Mefitiniella Polla, a natural carbon dioxide seep in Italy. The seep has killed livestock but not people

Instead, Jennifer Roberts and colleagues at the University of Edinburgh, UK, turned to data from natural CO?2 seeps to try to estimate the potential risks of CCS. They gathered information on 286 seeps across Italy and Sicily and calculated the risk of death from CO2 poisoning for the 20 million people living near the sites. All the seeps were associated with natural underground CO2 reservoirs, volcanoes or aquifers and were leaking between 10 and 100 tonnes of CO per day. If these seeps were a CCS site this leakage would equate to less than 1 per cent per year at a site which was injecting in 3.6 million tonnes of CO2 annually. The researchers say this is reasonable under the Intergovernmental Panel on Climate Change’s suggested retention standards. 

Based on the finding that in the last two decades only 11 people died at the seeps, the risk of death, over a year, is around 2.8 x 10-8 or 1 in 36 million.
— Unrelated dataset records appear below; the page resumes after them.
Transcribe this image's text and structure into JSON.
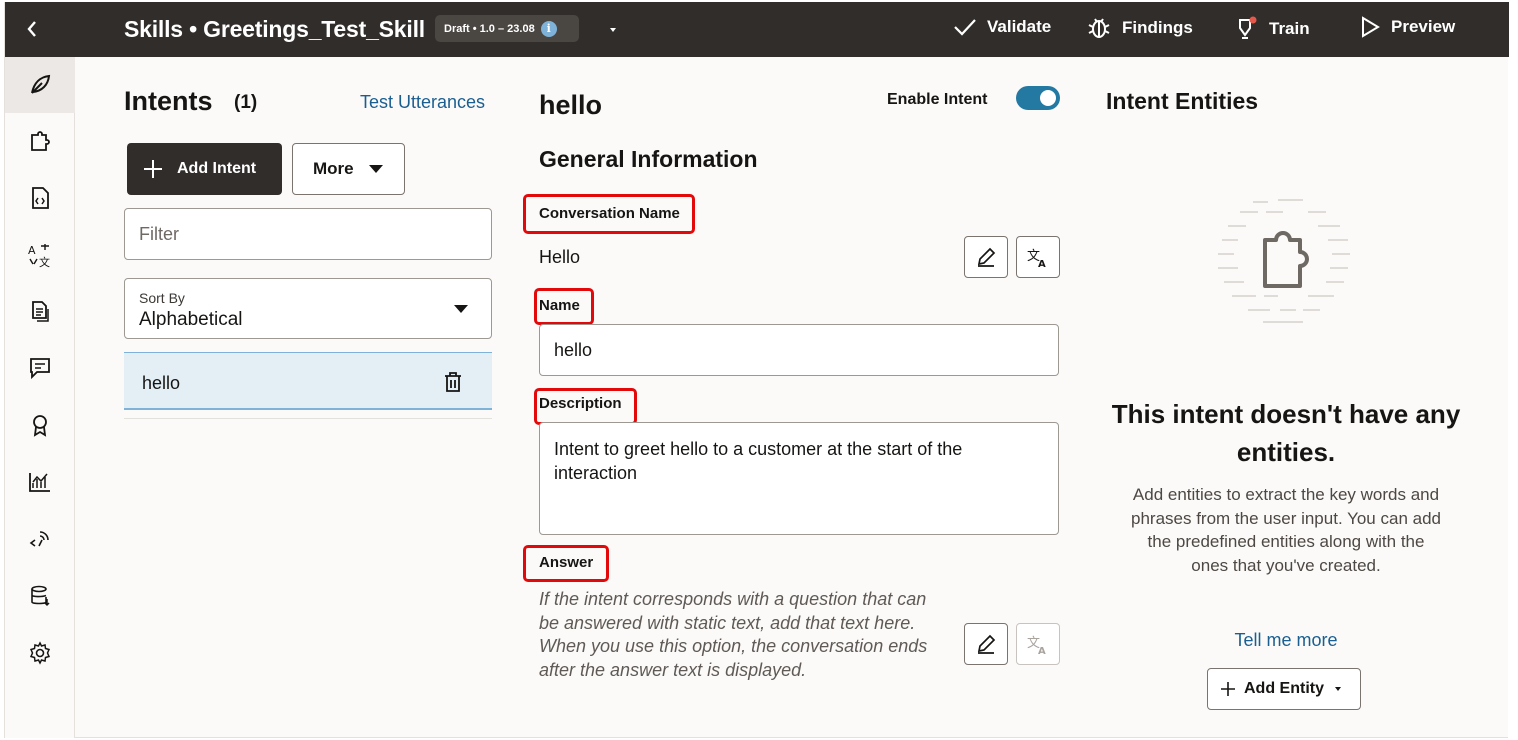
{
  "topbar": {
    "title": "Skills • Greetings_Test_Skill",
    "badge": "Draft • 1.0 – 23.08",
    "actions": {
      "validate": "Validate",
      "findings": "Findings",
      "train": "Train",
      "preview": "Preview"
    }
  },
  "sidebar": {
    "icons": [
      "leaf-icon",
      "puzzle-icon",
      "code-file-icon",
      "translate-icon",
      "documents-icon",
      "chat-icon",
      "badge-icon",
      "analytics-icon",
      "api-icon",
      "database-icon",
      "settings-icon"
    ]
  },
  "intents": {
    "heading": "Intents",
    "count": "(1)",
    "test_utterances": "Test Utterances",
    "add_intent": "Add Intent",
    "more": "More",
    "filter_placeholder": "Filter",
    "sort_label": "Sort By",
    "sort_value": "Alphabetical",
    "items": [
      {
        "name": "hello"
      }
    ]
  },
  "detail": {
    "title": "hello",
    "enable_label": "Enable Intent",
    "enabled": true,
    "general_heading": "General Information",
    "conversation_name_label": "Conversation Name",
    "conversation_name_value": "Hello",
    "name_label": "Name",
    "name_value": "hello",
    "description_label": "Description",
    "description_value": "Intent to greet hello to a customer at the start of the interaction",
    "answer_label": "Answer",
    "answer_help": "If the intent corresponds with a question that can be answered with static text, add that text here. When you use this option, the conversation ends after the answer text is displayed."
  },
  "entities": {
    "heading": "Intent Entities",
    "empty_title": "This intent doesn't have any entities.",
    "empty_desc": "Add entities to extract the key words and phrases from the user input. You can add the predefined entities along with the ones that you've created.",
    "tell_more": "Tell me more",
    "add_entity": "Add Entity"
  },
  "colors": {
    "topbar_bg": "#312d2a",
    "accent": "#2479a3",
    "link": "#1a5f90",
    "highlight_box": "#e3090a",
    "selected_row": "#e3eff5"
  }
}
By comparison, the authors note, the risk of being struck by lightning is much higher, at around 1 in 43,000. ’It was a surprise to us,’ says Roberts. ’We weren’t really expecting to find values that were quite so low.’ 

What’s more, their estimate probably represents a worst case scenario. Although CO2 might leak in a similar way from a CCS site, models suggest the leakage rate would be lower than from natural stores. Perhaps more importantly, CCS sites would be subject to scrupulous monitoring, unlike the Italian sites. ’You’d be able to predict a leakage well before the CO2 got to the surface, so that when it actually reached the surface you could identify the leakage sites and put in loads of safety management procedures,’ Roberts says.   

According to Jon Gluyas, chair of geo-energy and CCS at the University of Durham, UK, the study provides a useful, if slightly over cautious, baseline for estimating health risks associated with CCS. ’Overall the manmade sites will be much less prone to leak than the natural ones described in this paper and the manmade sites will be effectively monitored,’ he says. Gluyas suggests the greater problem will be winning over local communities, who may show resistance to ’anything buried beneath [their] feet’.